Сто двадцать сидел сгорбившись, свесив длинные худые руки между колен. Качал головой.
— Сбился я в жизни, понимать ее перестал, а потому и перекипело. Больно много на одну душу груза выпадает иной раз.
Они засиделись за полночь. Люди давно утихли, прикрученная лампа едва освещала закопченные стены. За окном вязла синяя оттепель, гудела железная бочка с дровами.
— Батя был у меня наибеднейший мужик, лошади и той не имел. Но крутой был, спасу нет, и за воротник закладывал, — сдавленно, с хрипотцой говорил Останин. — Бывало, что ни день, идет по улице и горланит песню: «Я любому богачу шею набок сворочу…» Злился на жизнь, известно. На нее во все времена, стало быть, поругиваются. Да-а… Так-то! Ну а я здоровенный уродился! Знаешь наших, орловских? Во-о в плечах, об лоб поросят бей! Глотку бурлацкую имел. Бывало, зайду на посиделки, девки чулки вяжут, семечками поплевывают, лампочка горит на столе… Зайду, ка-ак ревану: «Га-ах!» Лампа сморгнет и потухнет. Тут чуда пойдет: парни ржут, девки визг подымут, умора!.. Да… Ну, стал работать, начало хозяйство в лад приходить. Но тут беда — зазноба проявилась, тоже, значит, из бедноты. «Батя, жени!» — говорю. «Я, — говорит, — те, подлеца, оженю колом по хребтине!» Ни в какую!

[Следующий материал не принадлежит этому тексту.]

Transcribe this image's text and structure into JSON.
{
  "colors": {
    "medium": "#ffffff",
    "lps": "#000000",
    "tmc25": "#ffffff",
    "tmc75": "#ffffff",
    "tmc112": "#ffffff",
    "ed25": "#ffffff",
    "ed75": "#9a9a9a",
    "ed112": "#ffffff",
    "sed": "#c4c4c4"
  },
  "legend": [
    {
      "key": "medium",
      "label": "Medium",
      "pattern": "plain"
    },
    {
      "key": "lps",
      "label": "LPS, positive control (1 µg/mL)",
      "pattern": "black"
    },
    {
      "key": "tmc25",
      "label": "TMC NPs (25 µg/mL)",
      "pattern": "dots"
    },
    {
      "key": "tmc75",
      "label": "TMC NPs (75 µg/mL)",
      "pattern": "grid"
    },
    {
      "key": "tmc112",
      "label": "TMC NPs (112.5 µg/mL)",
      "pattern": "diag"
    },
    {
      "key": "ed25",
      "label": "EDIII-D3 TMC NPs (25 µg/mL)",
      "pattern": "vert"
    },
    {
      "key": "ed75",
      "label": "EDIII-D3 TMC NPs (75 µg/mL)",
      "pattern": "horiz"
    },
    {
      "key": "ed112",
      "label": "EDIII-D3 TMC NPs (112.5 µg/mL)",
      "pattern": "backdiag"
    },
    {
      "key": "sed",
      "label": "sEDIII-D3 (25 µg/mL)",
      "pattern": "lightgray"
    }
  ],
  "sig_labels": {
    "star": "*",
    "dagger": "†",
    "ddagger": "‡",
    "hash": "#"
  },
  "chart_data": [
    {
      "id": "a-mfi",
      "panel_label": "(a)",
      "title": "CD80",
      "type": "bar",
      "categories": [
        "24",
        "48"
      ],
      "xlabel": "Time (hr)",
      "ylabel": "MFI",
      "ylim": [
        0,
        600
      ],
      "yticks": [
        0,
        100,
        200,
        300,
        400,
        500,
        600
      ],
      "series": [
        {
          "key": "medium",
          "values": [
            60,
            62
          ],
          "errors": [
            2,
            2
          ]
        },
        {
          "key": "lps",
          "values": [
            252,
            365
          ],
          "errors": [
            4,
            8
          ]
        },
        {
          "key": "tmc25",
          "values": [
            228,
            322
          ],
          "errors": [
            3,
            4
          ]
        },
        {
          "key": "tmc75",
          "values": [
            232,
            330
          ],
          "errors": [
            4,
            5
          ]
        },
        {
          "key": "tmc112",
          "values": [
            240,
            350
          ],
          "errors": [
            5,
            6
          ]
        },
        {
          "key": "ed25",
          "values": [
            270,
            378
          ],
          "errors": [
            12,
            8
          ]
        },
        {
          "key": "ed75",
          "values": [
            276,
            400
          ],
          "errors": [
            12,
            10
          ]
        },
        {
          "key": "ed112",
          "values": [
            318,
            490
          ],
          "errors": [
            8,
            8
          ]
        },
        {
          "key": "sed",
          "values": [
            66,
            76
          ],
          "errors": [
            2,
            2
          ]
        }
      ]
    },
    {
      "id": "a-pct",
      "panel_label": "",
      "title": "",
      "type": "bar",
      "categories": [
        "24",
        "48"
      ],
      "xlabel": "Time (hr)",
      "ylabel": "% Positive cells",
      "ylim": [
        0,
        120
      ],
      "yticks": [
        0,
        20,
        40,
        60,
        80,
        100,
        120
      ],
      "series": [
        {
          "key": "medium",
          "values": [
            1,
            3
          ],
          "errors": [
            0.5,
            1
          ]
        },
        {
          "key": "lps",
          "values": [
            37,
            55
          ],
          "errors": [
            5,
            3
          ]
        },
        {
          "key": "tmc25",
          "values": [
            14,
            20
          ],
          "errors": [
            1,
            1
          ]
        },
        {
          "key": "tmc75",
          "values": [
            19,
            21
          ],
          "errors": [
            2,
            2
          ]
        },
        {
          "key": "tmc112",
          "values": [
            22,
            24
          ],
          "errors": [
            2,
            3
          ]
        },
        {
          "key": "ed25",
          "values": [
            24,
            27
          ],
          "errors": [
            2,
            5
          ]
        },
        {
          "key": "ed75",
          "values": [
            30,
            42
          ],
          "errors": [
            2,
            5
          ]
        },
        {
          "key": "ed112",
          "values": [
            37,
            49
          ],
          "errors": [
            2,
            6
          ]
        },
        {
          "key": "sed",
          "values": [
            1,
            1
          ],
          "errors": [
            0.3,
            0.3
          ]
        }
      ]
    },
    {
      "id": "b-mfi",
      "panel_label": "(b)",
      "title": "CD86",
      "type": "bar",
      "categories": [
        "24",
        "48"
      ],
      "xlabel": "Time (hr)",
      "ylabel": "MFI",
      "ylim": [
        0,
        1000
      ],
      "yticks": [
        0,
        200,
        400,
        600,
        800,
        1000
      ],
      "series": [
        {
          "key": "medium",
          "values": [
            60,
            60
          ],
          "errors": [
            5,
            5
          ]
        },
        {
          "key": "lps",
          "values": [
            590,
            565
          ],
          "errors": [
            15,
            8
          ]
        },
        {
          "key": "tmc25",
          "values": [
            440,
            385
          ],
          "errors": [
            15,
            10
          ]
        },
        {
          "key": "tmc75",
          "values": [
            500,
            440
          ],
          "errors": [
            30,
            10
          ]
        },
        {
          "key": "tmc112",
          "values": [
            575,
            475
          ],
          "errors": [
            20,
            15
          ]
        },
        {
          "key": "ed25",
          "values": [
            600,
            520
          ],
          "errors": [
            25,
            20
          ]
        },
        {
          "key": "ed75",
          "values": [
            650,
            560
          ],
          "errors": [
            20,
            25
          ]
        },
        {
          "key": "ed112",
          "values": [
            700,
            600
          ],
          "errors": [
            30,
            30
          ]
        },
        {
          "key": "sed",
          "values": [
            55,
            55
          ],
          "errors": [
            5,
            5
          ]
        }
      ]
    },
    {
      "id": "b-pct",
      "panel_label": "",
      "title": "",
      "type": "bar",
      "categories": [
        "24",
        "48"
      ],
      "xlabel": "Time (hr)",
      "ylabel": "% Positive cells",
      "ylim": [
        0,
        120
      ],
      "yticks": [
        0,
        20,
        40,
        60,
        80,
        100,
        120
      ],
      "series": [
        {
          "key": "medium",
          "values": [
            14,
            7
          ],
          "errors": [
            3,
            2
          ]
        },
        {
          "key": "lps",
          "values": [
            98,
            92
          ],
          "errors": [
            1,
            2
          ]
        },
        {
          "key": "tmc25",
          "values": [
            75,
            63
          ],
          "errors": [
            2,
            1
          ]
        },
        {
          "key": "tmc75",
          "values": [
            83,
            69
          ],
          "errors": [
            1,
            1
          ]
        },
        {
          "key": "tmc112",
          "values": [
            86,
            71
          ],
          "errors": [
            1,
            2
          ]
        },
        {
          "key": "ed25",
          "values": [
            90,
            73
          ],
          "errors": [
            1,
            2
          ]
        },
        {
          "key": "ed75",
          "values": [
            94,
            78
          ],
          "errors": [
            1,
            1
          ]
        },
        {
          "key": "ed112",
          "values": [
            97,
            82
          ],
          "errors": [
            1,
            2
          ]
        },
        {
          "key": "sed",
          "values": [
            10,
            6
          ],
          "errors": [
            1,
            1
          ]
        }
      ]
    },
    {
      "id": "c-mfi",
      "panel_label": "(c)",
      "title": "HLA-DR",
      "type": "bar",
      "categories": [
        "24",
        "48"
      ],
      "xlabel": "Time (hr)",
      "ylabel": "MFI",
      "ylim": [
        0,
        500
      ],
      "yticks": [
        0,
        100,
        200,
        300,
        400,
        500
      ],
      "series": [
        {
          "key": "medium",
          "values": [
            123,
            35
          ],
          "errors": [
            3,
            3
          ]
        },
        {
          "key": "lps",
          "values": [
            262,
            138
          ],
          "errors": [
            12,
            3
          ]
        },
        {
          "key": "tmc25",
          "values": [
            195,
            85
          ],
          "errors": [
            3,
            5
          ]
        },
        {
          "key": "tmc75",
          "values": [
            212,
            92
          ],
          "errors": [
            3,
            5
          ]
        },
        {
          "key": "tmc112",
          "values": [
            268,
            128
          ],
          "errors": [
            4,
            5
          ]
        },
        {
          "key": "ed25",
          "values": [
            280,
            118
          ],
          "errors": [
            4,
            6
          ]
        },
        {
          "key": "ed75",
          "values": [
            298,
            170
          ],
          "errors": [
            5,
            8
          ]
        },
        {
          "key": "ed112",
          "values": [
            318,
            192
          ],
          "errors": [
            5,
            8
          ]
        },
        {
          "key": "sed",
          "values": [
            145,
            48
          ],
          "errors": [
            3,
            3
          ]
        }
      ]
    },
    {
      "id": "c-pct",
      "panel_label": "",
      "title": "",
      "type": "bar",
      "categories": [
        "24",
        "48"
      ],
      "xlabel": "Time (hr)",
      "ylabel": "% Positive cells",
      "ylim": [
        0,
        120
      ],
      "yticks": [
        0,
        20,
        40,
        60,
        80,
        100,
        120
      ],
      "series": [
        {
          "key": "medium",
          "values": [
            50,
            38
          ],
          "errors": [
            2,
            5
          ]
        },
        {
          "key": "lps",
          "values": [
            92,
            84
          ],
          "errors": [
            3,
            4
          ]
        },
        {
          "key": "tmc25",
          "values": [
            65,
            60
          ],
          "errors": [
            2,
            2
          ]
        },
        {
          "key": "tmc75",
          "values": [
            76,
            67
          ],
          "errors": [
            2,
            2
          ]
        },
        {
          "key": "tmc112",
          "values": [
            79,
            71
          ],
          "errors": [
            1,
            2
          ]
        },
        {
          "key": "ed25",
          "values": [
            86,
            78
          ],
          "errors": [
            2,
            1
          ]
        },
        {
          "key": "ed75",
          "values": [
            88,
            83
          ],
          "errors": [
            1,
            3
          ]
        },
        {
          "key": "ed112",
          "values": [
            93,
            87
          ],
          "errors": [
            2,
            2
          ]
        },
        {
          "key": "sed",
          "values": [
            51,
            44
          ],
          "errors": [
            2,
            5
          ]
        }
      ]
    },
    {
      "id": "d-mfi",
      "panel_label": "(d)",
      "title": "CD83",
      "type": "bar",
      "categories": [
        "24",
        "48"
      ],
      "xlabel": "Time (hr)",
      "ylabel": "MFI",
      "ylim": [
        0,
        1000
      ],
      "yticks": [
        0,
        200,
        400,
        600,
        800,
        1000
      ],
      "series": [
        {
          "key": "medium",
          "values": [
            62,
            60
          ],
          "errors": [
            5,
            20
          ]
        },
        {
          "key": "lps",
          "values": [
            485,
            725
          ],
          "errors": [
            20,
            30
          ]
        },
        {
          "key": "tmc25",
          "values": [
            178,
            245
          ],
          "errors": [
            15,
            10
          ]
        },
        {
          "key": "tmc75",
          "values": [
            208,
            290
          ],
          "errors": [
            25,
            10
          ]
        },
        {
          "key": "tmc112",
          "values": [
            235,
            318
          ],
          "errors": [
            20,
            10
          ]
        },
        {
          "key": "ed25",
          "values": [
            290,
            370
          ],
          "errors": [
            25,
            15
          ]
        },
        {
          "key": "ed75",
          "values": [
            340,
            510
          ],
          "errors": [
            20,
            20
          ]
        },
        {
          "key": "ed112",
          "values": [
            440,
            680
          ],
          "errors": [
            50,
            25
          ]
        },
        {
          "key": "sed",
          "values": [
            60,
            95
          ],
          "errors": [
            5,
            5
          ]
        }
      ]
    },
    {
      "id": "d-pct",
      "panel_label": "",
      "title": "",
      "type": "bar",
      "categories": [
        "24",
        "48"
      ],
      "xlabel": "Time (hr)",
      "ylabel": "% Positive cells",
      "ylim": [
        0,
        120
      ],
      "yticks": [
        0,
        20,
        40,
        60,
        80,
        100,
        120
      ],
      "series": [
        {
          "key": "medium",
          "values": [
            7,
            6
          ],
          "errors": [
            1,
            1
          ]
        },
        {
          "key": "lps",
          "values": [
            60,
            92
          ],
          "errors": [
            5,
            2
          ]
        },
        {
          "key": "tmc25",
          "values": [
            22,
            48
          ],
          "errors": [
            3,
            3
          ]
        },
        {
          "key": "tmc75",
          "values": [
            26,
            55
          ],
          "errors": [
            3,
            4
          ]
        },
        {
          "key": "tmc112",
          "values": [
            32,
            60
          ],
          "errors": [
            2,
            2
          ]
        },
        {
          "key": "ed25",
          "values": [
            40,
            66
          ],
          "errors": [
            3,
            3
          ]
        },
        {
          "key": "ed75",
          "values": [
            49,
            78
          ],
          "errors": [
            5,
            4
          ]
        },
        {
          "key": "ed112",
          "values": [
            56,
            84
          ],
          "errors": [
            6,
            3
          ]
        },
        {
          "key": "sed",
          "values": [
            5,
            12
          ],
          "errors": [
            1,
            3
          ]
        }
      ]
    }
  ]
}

А мне надоела нищета эта… Сплю и лошадь во сне вижу, потому — нету ее во дворе! Так терпел не один год. А потом плюнул я на отцовское благословение, ушел из дома, женился и потянулся в кредитное товарищество.
Останин дрожащими пальцами завернул цигарку, прикурил, закашлялся, со злым ворчанием сплюнул.
— Ушел на хутор, на отруба, в лес! Не поверишь — вдвоем с бабой нарубили леса и за лето вошли в свою хату, несмотря что на ладонях копытная нарость образовалась. Живу у леса, как волк. Сам мохом до глаз зарос, в землю по колено втоптался. Дитя нажил. А тут же нэп кругом, богатство в руки прет, ну, я с голодухи и вцепился в него зубами! Еще круче лопатками задвигал, рубаха в неделю с плеч слазила, жену тоже заездил совсем… — Иван косо глянул на Глыбина. Тот сосал потухший окурок, низко опустив голову, слушал. — Да, в двадцать девятом году было у меня двое рабочих лошадей, амбар хлеба, и, хотя никого не ксплотировал, завел кровного рысака!
Глаза Останина блеснули, он трудно вздохнул, с застарелой болью вытряхивая из памяти прошлое.